Il faudrait garantir un accès pour toutes, partout. Car les situations sont très différentes. Par exemple, dans certains centres, il n’y a pas d’unité de lieu. Cela complexifie et stigmatise les parcours des femmes. Un secrétariat dédié, des consultations d’anesthésie dédiées ainsi que des plages opératoires réservées, qui permettent de sécuriser l’accès me semblent aussi nécessaires. La population d’orthogénie est une vraie file active, à l’hôpital, mais aussi en libéral (c’est d’ailleurs un excellent mode de recrutement). Il faut donc un vrai parcours patient. Et cela devrait devenir un critère indispensable dans le processus de certification des hôpitaux. Il faudrait aussi mettre en place une véritable formation en orthogénie, pour les sages-femmes et les médecins. La discipline comprend l’IVG, mais aussi la contraception, la vie affective et la santé sexuelle, le repérage des violences… L’orthogénie permet une réflexion sur la place des femmes dans la société. La formation devient urgente face à la recrudescence des professionnels qui revendiquent une clause de conscience. Plusieurs centres ont fermé. La double clause de conscience pourrait également être supprimée. En pratique, elle a tendance à stigmatiser les patientes en demande d’IVG.

Comment vous êtes-vous intéressée à l’orthogénie ? 

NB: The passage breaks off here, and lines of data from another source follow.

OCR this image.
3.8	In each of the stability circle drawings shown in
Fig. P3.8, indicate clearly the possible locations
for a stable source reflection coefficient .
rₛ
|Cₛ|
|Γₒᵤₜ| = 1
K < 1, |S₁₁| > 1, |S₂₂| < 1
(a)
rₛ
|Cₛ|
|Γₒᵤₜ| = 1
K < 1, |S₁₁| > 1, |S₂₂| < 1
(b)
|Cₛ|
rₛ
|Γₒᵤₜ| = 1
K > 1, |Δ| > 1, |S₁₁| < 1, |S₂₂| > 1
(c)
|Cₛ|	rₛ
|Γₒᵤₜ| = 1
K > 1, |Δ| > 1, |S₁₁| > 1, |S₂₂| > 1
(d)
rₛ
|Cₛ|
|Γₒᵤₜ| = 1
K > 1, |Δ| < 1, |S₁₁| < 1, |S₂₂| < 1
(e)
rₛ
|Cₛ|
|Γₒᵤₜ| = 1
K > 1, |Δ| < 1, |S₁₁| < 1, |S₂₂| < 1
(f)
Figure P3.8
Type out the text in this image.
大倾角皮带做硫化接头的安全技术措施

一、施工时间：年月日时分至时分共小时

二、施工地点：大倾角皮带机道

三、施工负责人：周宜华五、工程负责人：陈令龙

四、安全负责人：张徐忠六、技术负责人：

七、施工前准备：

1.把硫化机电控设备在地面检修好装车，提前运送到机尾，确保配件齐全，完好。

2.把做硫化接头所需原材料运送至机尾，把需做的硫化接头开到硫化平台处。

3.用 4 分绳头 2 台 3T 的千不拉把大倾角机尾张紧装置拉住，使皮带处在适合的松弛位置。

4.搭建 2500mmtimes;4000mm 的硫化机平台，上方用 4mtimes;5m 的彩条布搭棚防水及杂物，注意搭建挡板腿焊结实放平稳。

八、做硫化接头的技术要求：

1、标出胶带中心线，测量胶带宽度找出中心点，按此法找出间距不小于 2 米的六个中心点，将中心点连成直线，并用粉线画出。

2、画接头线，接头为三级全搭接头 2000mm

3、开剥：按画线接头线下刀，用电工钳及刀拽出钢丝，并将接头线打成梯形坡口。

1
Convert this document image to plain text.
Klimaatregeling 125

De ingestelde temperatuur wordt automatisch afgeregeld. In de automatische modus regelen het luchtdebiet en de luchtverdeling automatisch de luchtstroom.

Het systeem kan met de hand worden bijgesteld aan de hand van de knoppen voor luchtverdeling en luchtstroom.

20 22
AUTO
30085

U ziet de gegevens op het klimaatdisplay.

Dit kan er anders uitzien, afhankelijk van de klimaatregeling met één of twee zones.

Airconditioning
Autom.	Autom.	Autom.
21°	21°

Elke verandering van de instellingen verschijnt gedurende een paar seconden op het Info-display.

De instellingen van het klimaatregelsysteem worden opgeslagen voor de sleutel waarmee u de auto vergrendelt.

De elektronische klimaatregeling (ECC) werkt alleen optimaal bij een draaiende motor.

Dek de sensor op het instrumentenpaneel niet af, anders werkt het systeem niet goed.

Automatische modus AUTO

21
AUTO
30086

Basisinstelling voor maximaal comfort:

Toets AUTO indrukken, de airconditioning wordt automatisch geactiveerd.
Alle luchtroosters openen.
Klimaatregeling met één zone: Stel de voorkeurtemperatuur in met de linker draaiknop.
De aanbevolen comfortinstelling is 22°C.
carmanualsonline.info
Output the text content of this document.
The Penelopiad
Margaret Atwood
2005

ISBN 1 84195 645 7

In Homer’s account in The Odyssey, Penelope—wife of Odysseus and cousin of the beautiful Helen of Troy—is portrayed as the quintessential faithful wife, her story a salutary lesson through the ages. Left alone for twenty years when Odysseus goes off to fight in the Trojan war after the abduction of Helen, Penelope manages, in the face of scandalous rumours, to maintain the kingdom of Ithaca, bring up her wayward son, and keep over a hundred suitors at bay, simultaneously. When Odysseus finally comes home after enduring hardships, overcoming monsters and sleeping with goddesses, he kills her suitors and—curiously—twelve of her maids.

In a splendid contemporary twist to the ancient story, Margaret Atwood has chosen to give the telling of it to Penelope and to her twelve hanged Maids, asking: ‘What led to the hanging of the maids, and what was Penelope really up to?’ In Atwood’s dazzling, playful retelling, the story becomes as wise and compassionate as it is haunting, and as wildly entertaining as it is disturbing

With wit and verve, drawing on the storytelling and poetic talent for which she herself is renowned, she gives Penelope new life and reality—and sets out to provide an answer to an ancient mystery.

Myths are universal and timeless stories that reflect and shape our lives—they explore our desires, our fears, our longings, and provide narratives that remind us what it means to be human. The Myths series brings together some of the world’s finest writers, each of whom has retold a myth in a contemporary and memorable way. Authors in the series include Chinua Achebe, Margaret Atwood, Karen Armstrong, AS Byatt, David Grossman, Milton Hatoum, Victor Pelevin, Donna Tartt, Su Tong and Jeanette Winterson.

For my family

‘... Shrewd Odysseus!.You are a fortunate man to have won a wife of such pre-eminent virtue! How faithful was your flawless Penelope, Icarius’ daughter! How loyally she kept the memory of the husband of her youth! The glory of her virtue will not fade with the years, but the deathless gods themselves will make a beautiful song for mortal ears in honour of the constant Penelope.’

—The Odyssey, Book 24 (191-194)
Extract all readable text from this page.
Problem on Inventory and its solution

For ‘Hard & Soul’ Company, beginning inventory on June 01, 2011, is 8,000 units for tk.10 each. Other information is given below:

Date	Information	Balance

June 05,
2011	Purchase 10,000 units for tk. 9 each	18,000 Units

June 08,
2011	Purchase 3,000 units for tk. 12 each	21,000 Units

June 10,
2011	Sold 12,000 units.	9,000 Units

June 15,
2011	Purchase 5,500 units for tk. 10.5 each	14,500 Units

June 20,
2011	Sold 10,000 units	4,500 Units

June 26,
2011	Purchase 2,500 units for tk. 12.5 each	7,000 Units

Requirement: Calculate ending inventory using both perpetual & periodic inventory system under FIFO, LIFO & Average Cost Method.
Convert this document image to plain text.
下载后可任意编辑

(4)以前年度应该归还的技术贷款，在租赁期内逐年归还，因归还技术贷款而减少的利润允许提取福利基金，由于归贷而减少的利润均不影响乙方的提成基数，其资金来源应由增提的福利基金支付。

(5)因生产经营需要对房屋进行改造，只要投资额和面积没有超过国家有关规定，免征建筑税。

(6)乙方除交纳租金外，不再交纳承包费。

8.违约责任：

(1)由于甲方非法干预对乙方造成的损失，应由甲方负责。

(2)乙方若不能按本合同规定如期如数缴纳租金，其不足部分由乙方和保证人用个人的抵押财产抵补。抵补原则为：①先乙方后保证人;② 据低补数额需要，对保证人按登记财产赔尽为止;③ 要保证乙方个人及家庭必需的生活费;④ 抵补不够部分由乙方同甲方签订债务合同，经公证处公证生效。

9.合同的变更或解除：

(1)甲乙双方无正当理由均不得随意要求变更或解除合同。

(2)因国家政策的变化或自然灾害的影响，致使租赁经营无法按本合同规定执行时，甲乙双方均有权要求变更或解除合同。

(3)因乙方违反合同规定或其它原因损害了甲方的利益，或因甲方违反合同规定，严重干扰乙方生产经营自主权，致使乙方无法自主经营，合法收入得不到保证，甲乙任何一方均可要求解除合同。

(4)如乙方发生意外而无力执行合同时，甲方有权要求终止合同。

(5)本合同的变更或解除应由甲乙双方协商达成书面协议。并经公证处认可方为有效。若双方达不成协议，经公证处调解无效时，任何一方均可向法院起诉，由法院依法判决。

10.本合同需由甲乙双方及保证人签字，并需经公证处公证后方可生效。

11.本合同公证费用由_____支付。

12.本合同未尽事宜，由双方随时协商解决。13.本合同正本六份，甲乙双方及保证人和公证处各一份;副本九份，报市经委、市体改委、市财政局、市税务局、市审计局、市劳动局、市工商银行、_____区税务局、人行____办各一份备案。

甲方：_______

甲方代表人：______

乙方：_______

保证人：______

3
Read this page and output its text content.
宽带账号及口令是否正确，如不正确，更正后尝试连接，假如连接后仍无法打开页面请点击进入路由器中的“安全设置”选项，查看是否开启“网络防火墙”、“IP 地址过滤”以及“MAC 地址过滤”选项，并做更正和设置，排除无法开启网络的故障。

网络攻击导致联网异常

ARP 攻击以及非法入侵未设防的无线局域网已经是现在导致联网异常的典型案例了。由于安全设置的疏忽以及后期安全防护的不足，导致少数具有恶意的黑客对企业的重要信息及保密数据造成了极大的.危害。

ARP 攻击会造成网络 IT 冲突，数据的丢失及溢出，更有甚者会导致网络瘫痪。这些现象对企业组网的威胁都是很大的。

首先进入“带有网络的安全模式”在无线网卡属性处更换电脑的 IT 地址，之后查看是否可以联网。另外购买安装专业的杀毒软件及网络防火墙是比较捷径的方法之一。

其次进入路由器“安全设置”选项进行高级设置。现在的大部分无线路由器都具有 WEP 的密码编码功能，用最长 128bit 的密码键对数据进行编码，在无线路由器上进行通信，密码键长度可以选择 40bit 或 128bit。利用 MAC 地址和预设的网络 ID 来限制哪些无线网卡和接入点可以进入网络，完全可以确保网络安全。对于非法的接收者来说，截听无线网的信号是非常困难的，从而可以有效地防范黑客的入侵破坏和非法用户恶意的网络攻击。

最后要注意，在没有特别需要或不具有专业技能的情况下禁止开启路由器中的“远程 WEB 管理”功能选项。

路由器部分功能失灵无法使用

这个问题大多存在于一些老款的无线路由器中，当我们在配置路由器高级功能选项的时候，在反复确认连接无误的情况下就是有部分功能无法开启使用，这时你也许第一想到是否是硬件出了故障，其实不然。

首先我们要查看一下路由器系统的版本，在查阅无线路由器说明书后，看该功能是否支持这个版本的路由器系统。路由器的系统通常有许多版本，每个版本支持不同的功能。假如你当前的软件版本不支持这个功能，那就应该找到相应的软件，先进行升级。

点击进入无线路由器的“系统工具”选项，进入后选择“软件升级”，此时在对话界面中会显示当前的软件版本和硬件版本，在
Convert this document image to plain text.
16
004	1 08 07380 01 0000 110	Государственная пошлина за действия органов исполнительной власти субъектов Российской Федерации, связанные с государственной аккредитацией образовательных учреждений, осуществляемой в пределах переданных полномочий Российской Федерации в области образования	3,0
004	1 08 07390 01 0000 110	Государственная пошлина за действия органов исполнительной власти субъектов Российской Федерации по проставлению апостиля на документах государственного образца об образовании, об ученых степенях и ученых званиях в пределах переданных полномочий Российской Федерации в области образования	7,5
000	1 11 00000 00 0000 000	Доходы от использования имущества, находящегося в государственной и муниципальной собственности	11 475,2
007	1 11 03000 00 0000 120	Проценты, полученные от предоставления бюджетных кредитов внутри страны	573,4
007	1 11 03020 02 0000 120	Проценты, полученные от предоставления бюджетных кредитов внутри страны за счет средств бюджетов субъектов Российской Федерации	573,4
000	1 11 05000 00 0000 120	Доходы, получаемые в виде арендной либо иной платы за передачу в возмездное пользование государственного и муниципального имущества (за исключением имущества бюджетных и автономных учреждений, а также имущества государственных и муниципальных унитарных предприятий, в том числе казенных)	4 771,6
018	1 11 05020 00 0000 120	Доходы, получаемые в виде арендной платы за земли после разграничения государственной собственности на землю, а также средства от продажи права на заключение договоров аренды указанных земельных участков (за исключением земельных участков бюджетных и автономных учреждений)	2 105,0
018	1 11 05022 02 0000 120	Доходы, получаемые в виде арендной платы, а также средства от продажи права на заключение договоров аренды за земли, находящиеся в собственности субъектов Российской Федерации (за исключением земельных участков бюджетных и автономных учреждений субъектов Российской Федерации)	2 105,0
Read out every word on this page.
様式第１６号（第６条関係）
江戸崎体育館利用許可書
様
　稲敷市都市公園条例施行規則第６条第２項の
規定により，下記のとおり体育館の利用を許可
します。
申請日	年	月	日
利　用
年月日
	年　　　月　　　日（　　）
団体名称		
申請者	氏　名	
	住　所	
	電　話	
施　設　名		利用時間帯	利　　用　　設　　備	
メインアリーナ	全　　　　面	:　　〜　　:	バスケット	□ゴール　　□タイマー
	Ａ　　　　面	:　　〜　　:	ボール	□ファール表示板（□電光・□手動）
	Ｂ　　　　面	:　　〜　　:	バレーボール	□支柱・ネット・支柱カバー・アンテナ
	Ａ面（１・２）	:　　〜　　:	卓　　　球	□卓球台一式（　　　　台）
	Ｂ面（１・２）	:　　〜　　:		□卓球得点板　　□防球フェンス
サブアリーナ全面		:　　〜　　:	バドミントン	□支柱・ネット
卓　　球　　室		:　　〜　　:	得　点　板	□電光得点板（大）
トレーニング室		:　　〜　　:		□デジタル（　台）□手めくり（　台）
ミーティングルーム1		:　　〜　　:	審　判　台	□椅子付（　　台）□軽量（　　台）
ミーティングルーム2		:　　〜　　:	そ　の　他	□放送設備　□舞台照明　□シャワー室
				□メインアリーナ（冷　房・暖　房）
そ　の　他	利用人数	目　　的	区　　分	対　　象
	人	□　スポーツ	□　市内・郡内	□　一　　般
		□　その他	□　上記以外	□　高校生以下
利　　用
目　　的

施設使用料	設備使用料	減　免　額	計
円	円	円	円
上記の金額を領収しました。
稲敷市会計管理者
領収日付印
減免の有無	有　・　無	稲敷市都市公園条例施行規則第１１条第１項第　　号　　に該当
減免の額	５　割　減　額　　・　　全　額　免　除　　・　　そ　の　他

À l’Association nationale des sages-femmes
orthogénistes (Ansfo), on s’inspire de Simone de Beauvoir, pour déclarer : « On ne naît pas orthogéniste, on le devient. » Car les sages-femmes sont très formées à la périnatalité. L’orthogénie est venue à moi plus tard, par le biais d’un poste de coordination des grossesses à haut risque et d’orthogénie, en 2010. J’ai été confrontée à la difficulté de recruter des praticiens pour assurer les consultations d’orthogénie. En 2016, nous avons obtenu une unité de lieu pour l’orthogénie et depuis 2017, les sages-femmes assurent les consultations et l’ensemble de la prise en charge des IVG médicamenteuses. Une collègue qui avait un DU d’échographie nous a formées. J’ai également suivi d’autres formations au sein de l’hôpital. Mais en matière d’IVG, le parcours de soins est fragile. À la moindre difficulté, des éléments de ce parcours peuvent disparaître. Il faut rester très vigilante pour garantir l’ensemble. Les sages-femmes sont de plus en plus nombreuses à s’investir. L’Ansfo s’étoffe progressivement. La vocation de l’association, qui fournit beaucoup d’informations, vise notamment à valoriser les sages-femmes à travers l’orthogénie. C’est une vraie ouverture pour les sages-femmes, qui se place en miroir de la lutte pour les droits des femmes et contre les violences.